Terobosan dari pemerintah dengan menerbitkan program Pengampunan Pajak (Tax Amnesty) patut diapresiasi. Karena diharapkan akan menambah pemasukan pajak pemerintah yang menunjang APBN, di mana saat ini pemerintah membutuhkan dana banyak untuk membiayai program-program pembangunan infrastruktur yang sedang digenjot. Selain itu, diharapkan dana yang selama inimengendap di luar negeri dapat ditarik masuk untuk membantu memutar roda perekonomian.
Namun, banyak orang masih meragukan integritas dari institusi penerimaan pemasukan negara yang bernama Direktorat Jendral Pajak. Masih segar dalam ingatan kasus “Gayus” yang melegenda. Meskipun banyak hal sudah dilakukan untuk membersihkan institusi ini, tapi “Syndrome Gayus” belum bisa hilang dari benak publik.
Kemudian setelah dana itu diterima, muncul pertanyaan berikutnya, apakah kita yakin dana tersebut tidak ditelikung mafia anggaran di DPR dan Kementerian? Terlalu banyak kasus korupsi di bidang Anggaran yang melibatkan anggota Dewan yang terhormat dan juga oknum-oknum di Kementerian. Sehingga meskipun dana besar masuk ke Negara, penggunaannya pun akan mengalami penyunatan.

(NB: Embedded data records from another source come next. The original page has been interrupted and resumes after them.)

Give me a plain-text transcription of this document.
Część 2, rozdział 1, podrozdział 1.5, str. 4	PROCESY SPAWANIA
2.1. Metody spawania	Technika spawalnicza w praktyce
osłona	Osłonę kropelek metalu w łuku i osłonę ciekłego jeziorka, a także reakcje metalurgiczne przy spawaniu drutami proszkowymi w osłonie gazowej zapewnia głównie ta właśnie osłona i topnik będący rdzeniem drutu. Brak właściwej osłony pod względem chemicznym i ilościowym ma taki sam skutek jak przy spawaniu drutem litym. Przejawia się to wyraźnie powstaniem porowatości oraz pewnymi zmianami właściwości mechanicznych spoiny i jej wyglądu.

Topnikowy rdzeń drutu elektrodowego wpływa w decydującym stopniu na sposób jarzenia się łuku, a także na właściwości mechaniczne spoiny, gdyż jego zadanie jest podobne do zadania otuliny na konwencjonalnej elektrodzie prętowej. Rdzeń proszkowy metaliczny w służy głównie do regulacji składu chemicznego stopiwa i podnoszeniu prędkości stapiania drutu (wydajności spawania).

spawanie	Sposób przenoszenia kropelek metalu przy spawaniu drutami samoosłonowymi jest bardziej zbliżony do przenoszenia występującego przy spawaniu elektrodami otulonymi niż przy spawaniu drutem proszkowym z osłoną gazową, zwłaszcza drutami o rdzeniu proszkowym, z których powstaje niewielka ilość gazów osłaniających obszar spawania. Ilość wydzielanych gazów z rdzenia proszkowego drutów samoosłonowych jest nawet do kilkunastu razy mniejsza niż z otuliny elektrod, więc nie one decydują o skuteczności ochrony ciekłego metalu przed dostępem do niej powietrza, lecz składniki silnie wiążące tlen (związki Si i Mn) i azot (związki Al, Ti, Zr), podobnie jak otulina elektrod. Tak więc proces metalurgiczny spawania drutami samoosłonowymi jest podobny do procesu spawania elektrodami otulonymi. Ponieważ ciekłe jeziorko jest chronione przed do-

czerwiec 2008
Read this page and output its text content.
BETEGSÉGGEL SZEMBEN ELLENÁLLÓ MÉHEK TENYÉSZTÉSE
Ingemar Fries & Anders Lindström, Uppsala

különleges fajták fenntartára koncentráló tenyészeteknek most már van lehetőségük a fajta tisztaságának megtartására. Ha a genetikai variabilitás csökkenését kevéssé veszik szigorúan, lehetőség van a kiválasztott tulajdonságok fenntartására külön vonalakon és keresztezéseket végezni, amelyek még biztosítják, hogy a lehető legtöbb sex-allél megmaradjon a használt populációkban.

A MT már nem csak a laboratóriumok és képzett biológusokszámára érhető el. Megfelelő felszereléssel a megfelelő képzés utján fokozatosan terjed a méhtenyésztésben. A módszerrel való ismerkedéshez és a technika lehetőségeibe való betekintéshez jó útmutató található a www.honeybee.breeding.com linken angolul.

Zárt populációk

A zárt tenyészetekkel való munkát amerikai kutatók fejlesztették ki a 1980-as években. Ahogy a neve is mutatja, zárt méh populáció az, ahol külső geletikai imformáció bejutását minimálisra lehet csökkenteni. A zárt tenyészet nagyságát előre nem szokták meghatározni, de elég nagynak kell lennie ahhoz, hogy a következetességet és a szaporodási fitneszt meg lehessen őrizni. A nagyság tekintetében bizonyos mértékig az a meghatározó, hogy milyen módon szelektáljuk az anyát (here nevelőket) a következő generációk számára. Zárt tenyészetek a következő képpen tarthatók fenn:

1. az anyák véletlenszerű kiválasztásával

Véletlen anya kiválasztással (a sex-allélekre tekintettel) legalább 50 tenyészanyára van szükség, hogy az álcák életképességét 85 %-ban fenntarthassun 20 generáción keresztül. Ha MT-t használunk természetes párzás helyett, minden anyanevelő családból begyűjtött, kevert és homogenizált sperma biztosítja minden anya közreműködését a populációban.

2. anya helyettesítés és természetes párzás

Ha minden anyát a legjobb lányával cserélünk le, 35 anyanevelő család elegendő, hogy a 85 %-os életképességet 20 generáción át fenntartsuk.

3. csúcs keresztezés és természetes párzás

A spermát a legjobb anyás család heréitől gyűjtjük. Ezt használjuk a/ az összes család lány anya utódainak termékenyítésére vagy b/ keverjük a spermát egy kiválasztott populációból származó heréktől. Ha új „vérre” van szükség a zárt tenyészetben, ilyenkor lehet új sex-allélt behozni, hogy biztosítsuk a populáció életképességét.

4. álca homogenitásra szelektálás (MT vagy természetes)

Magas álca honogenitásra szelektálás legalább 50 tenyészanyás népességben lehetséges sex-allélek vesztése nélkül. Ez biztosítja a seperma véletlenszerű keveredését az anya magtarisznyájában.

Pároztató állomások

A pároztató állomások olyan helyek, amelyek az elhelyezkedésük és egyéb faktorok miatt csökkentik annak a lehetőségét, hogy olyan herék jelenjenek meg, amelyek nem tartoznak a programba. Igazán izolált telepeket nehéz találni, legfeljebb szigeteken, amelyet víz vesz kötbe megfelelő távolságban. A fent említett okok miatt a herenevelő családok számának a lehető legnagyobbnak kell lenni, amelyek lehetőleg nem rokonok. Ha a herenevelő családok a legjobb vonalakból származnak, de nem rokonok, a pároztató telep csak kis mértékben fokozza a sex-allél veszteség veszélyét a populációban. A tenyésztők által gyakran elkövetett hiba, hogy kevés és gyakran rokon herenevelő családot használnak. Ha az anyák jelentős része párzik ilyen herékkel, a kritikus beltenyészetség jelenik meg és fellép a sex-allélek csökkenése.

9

Meskipun KPK tidak berhenti mengejar koruptor-koruptor tersebut,namun sepertinya mereka tidak jera.
Apakah ada solusi lain?
Coba kita lihat akhir-akhir ini banyak trend positif dari perusahaan-perusahaan yang memiliki program CSR (Corporate Social Responsibility) dengan membantu pemerintah membangun fasilitas umum seperti taman kota dan sejenisnya.
Nah, bagaimana jika denda dari Pengampunan Pajak tersebut langsung dikonversi dalam bentuk CSR oleh perusahaan maupun perseorangan yang mengajukan Tax Amnesty? Ini akan memangkas rantai anggaran dari penerimaan sampai dengan realisasi anggaran yang sangat panjang dan beresiko besar untuk dikorupsi.
Jadi, perseorangan atau perusahaan yang mengajukan Tax Amnesty nantinya diarahkan untuk langsung membantu proyek-proyek infrastruktur pemerintah seperti pembangunan jembatan, fasilitas publik, jalan, perbaikan drainase, bendungan, pelabuhan, dan lain sebagainya. Tentunya disesuaikan dengan nilai denda dari masing-masing wajib pajak.
Perseorangan atau perusahaan tersebut sendirilah yangmelakukan pembangunan infrastrukturnya, pemerintah dalam hal ini Kementrian PU hanya memberikan desain dan monitoring terhadap pelaksanaan proyek infrastruktur tersebut. Selanjutnya dilakukan serah terima menjadi aset negara yang tentunya setelah diaudit oleh BPK dan diawasi oleh KPK.
Sebagaimana kita pahami bersama sistem birokrasi di pemerintah tentu lebih ruwet dan panjang dalam merealisasikan suatu proyek jika dibandingkan langsung dieksekusi oleh swasta. Sehingga dengan cara ini jugaakan mempercepat pembangunan infrastruktur yang sedang menjadi fokus kita bersama.
Dapat ditambahkan juga sebuah sistem lelang CSR online di mana tertera detail proyek dan nilai proyeknya. Sehingga perseorangan atau perusahaan yang berminat dapat mengajukan penawaran proyek CSR nya.
Dengan cara ini, akan secara signifikan memangkas rantai anggaran dari penerimaan sampai dengan realisasi anggaran yang sangat panjang dan beresiko besar untuk dikorupsi.